Plano do Reino Unido para digitalizar testamentos e destruir os originais em papel é "insano", dizem especialistas
O plano do Ministério da Justiça do Reino Unido para digitalizar milhões de testamentos e destruir os originais em papel desencadeou um debate sobre poupanças de custos versus riscos jurídicos e históricos de longo prazo. Os defensores argumentam que manter arquivos físicos a cerca de £4,5 milhões por ano é um desperdício quando existem digitalizações de alta qualidade e armazenamento digital redundante, sobretudo porque os sistemas governamentais já tratam a maioria dos registos de forma digital.

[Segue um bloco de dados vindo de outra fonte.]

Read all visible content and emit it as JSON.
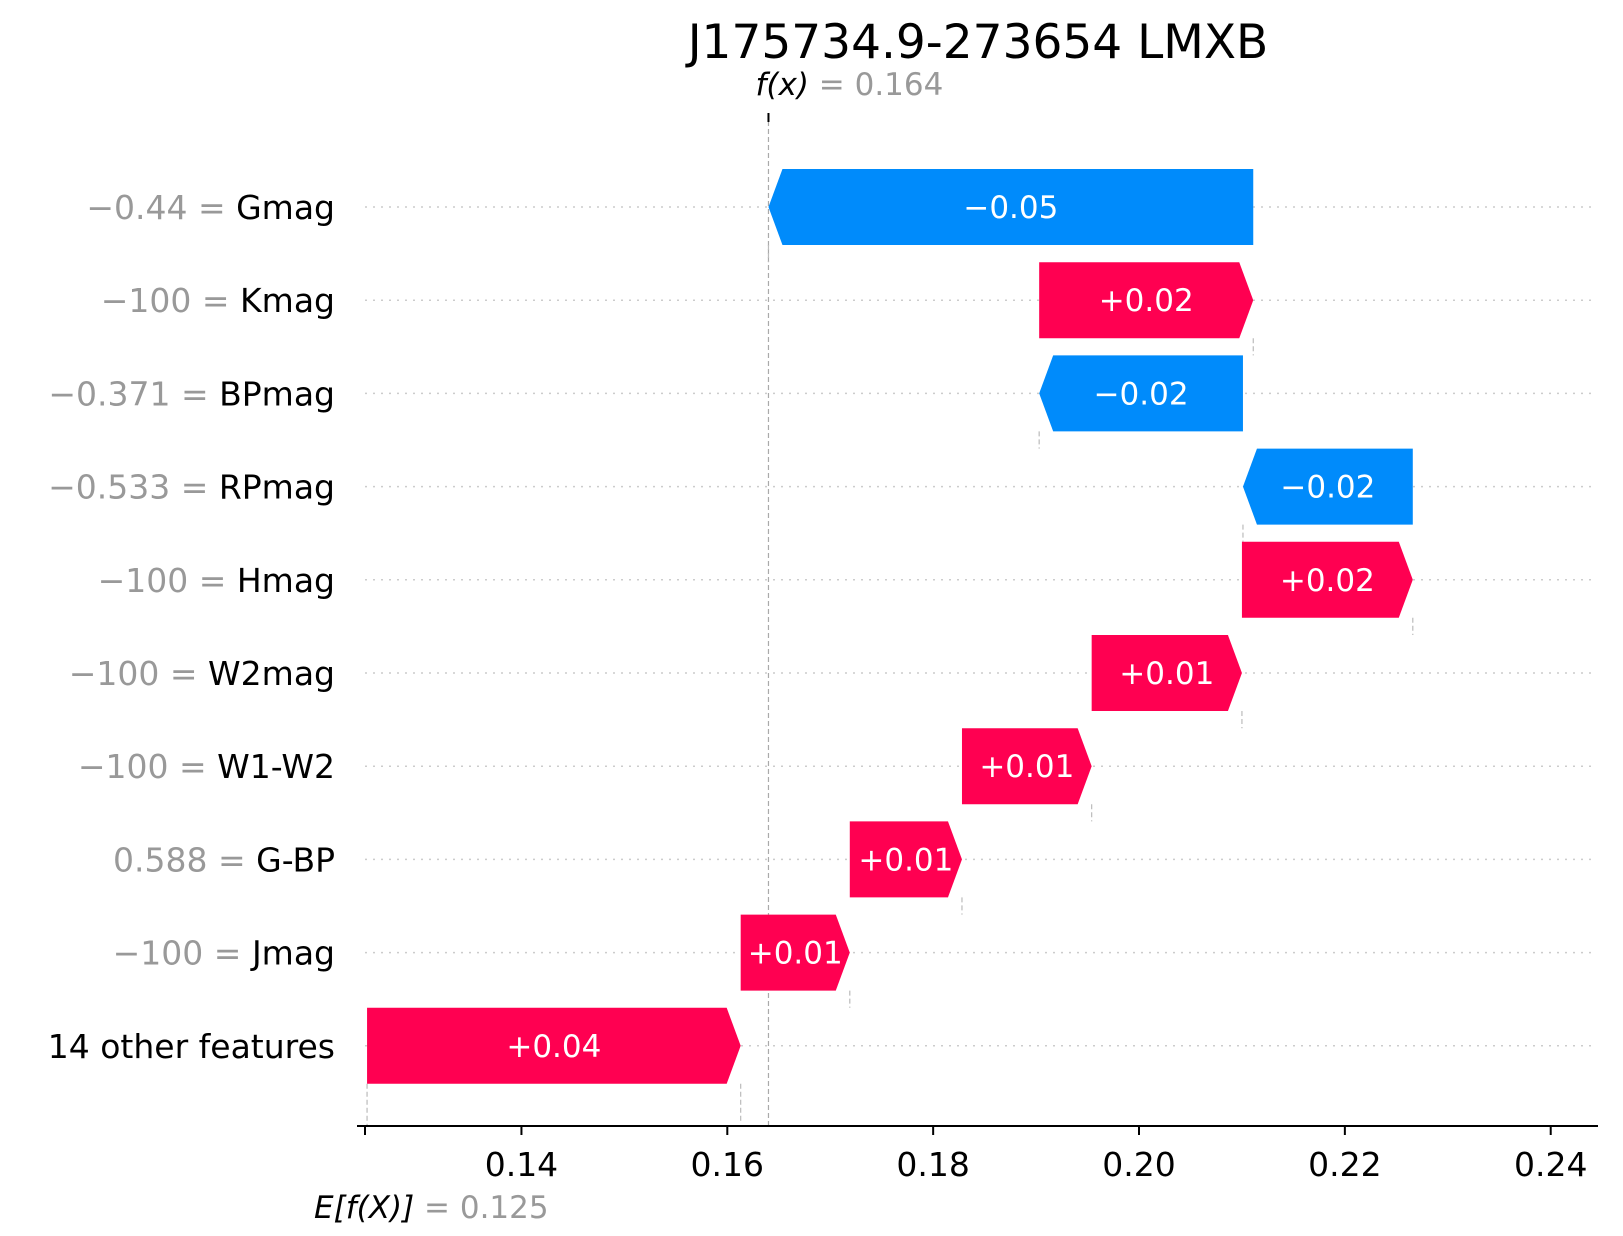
{
  "chart_data": {
    "type": "waterfall",
    "title": "J175734.9-273654 LMXB",
    "output": {
      "label": "f(x)",
      "value": 0.164,
      "value_text": "0.164"
    },
    "base": {
      "label": "E[f(X)]",
      "value": 0.125,
      "value_text": "0.125"
    },
    "xlim": [
      0.1248,
      0.2444
    ],
    "xticks": [
      0.14,
      0.16,
      0.18,
      0.2,
      0.22,
      0.24
    ],
    "xtick_labels": [
      "0.14",
      "0.16",
      "0.18",
      "0.20",
      "0.22",
      "0.24"
    ],
    "features": [
      {
        "value_text": "−0.44",
        "name": "Gmag",
        "start": 0.2111,
        "end": 0.164,
        "label": "−0.05"
      },
      {
        "value_text": "−100",
        "name": "Kmag",
        "start": 0.1903,
        "end": 0.2111,
        "label": "+0.02"
      },
      {
        "value_text": "−0.371",
        "name": "BPmag",
        "start": 0.2101,
        "end": 0.1903,
        "label": "−0.02"
      },
      {
        "value_text": "−0.533",
        "name": "RPmag",
        "start": 0.2266,
        "end": 0.2101,
        "label": "−0.02"
      },
      {
        "value_text": "−100",
        "name": "Hmag",
        "start": 0.21,
        "end": 0.2266,
        "label": "+0.02"
      },
      {
        "value_text": "−100",
        "name": "W2mag",
        "start": 0.1954,
        "end": 0.21,
        "label": "+0.01"
      },
      {
        "value_text": "−100",
        "name": "W1-W2",
        "start": 0.1828,
        "end": 0.1954,
        "label": "+0.01"
      },
      {
        "value_text": "0.588",
        "name": "G-BP",
        "start": 0.1719,
        "end": 0.1828,
        "label": "+0.01"
      },
      {
        "value_text": "−100",
        "name": "Jmag",
        "start": 0.1613,
        "end": 0.1719,
        "label": "+0.01"
      },
      {
        "value_text": "",
        "name": "14 other features",
        "start": 0.125,
        "end": 0.1613,
        "label": "+0.04"
      }
    ],
    "colors": {
      "positive": "#ff0051",
      "negative": "#008bfb"
    }
  }
}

Os críticos respondem que os arquivos digitais são frágeis, vulneráveis a ataques e à obsolescência de formatos, e não substituem plenamente o valor probatório ou histórico dos documentos originais, defendendo a preservação paralela do papel ou a transferência dos registos para instituições arquivísticas especializadas.

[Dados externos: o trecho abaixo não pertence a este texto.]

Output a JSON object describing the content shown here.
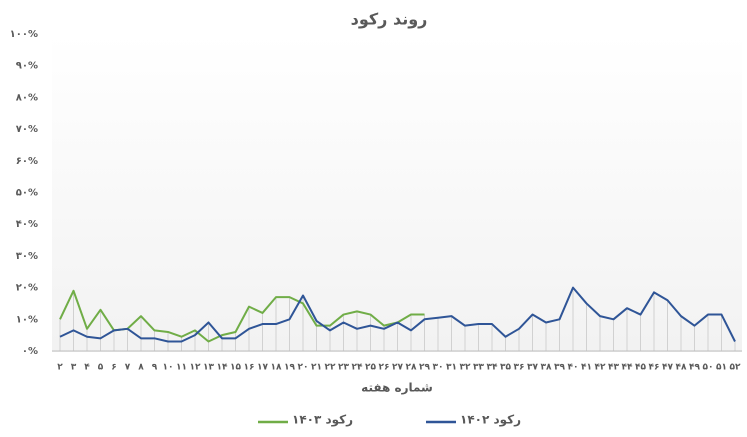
{
  "chart_data": {
    "type": "line",
    "title": "روند رکود",
    "x_label": "شماره هفته",
    "categories": [
      "۲",
      "۳",
      "۴",
      "۵",
      "۶",
      "۷",
      "۸",
      "۹",
      "۱۰",
      "۱۱",
      "۱۲",
      "۱۳",
      "۱۴",
      "۱۵",
      "۱۶",
      "۱۷",
      "۱۸",
      "۱۹",
      "۲۰",
      "۲۱",
      "۲۲",
      "۲۳",
      "۲۴",
      "۲۵",
      "۲۶",
      "۲۷",
      "۲۸",
      "۲۹",
      "۳۰",
      "۳۱",
      "۳۲",
      "۳۳",
      "۳۴",
      "۳۵",
      "۳۶",
      "۳۷",
      "۳۸",
      "۳۹",
      "۴۰",
      "۴۱",
      "۴۲",
      "۴۳",
      "۴۴",
      "۴۵",
      "۴۶",
      "۴۷",
      "۴۸",
      "۴۹",
      "۵۰",
      "۵۱",
      "۵۲"
    ],
    "series": [
      {
        "name": "رکود ۱۴۰۳",
        "color": "#70ad47",
        "values": [
          10,
          19,
          7,
          13,
          6.5,
          7,
          11,
          6.5,
          6,
          4.5,
          6.5,
          3,
          5,
          6,
          14,
          12,
          17,
          17,
          15,
          8,
          8,
          11.5,
          12.5,
          11.5,
          8,
          9,
          11.5,
          11.5,
          null,
          null,
          null,
          null,
          null,
          null,
          null,
          null,
          null,
          null,
          null,
          null,
          null,
          null,
          null,
          null,
          null,
          null,
          null,
          null,
          null,
          null,
          null
        ]
      },
      {
        "name": "رکود ۱۴۰۲",
        "color": "#2f5597",
        "values": [
          4.5,
          6.5,
          4.5,
          4,
          6.5,
          7,
          4,
          4,
          3,
          3,
          5,
          9,
          4,
          4,
          7,
          8.5,
          8.5,
          10,
          17.5,
          9.5,
          6.5,
          9,
          7,
          8,
          7,
          9,
          6.5,
          10,
          10.5,
          11,
          8,
          8.5,
          8.5,
          4.5,
          7,
          11.5,
          9,
          10,
          20,
          15,
          11,
          10,
          13.5,
          11.5,
          18.5,
          16,
          11,
          8,
          11.5,
          11.5,
          3
        ]
      }
    ],
    "ylim": [
      0,
      100
    ],
    "yticks": [
      {
        "value": 0,
        "label": "۰%"
      },
      {
        "value": 10,
        "label": "۱۰%"
      },
      {
        "value": 20,
        "label": "۲۰%"
      },
      {
        "value": 30,
        "label": "۳۰%"
      },
      {
        "value": 40,
        "label": "۴۰%"
      },
      {
        "value": 50,
        "label": "۵۰%"
      },
      {
        "value": 60,
        "label": "۶۰%"
      },
      {
        "value": 70,
        "label": "۷۰%"
      },
      {
        "value": 80,
        "label": "۸۰%"
      },
      {
        "value": 90,
        "label": "۹۰%"
      },
      {
        "value": 100,
        "label": "۱۰۰%"
      }
    ],
    "grid": false
  }
}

Argumentos sobre custo e gasto público
- Alguns dizem que £4,5 milhões/ano é irrelevante em relação ao orçamento do Reino Unido e um seguro barato para registos e estabilidade social.
- Outros observam que muitos itens desse tipo, um “erro de arredondamento”, somam-se, e não é óbvio que testamentos com mais de 25 anos justifiquem armazenamento permanente pago pelos contribuintes.
- Ao longo de mais de 100 anos, críticos da digitalização argumentam que o custo de responsabilidade por testamentos perdidos/alterados pode exceder a poupança em armazenamento; os defensores respondem que testamentos antigos raramente são usados juridicamente.
Digital vs papel: fiabilidade e segurança
- O papel é visto como difícil de hackear ou de ser alvo de ransomware em massa; a destruição em grande escala exige acesso físico.
- Sistemas digitais são vulneráveis a ransomware, backups deficientes, palavras-passe fracas e TI incompetente, especialmente em contextos governamentais e de saúde.
- Contraponto: com backups 3-2-1 adequados, media offline e redundância, o digital pode ser robusto; são mencionados tape, cloud e film.
- Alguns argumentam que arquivos físicos também ardem, inundam-se ou degradam; nenhum meio está livre de risco.
Valor histórico, genealógico e probatório dos originais
- Os testamentos são considerados vitais para a história social e a genealogia: mostram relações, bens e o que as pessoas valorizavam.
- Alguns dizem que digitalizações de alta qualidade captam tudo o que importa; outros salientam informação perdida: tipo de papel, tinta, pressão da caneta, anotações nas margens, verso das páginas, evidência forense e de datação.
- Os originais ajudam em disputas de fraude; um sistema apenas digital poderia obscurecer se um original foi falsificado ou posteriormente “reconstituído”.
Desafios de preservação digital a longo prazo
- Vários comentários sublinham obsolescência de hardware, deriva de formatos e riscos de “digital dark age”; exemplos: arquivos antigos ilegíveis, disquetes obsoletos, laserdiscs do BBC Domesday.
- Outros contrapõem que formatos modernos (por exemplo, imagens, texto Unicode) têm-se mantido estáveis durante décadas e podem ser migrados, mas isso exige esforço e custo contínuos.
Confiança na competência e nas motivações do governo
- Ceticismo recorrente citando: o ransomware da British Library, a destruição de documentos do Windrush, perda de dados da Covid em Excel, casos de fraude no Land Registry e um historial geral de projetos de TI falhados.
- Alguns receiam que a digitalização mais a destruição permitam apagamento histórico silencioso ou manipulação do “passado” oficial.
Alternativas técnicas e políticas propostas
- Compromisso comum: digitalizar para acesso, manter os originais em armazenamento mais barato/menos acessível.
- Outras sugestões: retenção seletiva (por exemplo, por valor), doação a museus/arquivos, financiamento privado ou cobrança de taxas periódicas para manter cópias físicas.
- Ideias técnicas incluem registos append-only ou do tipo Merkle tree, sistemas semelhantes a certificate transparency, marcação temporal confiável e múltiplas cópias independentes.
Reflexões mais amplas
- Alguns argumentam que temos de resolver a preservação arquivística digital de qualquer forma, já que a maioria dos novos documentos é digital-only.
- Outros veem a proposta como parte de um padrão mais amplo de políticas do Reino Unido pouco ponderadas e de dependência excessiva de bases de dados mutáveis.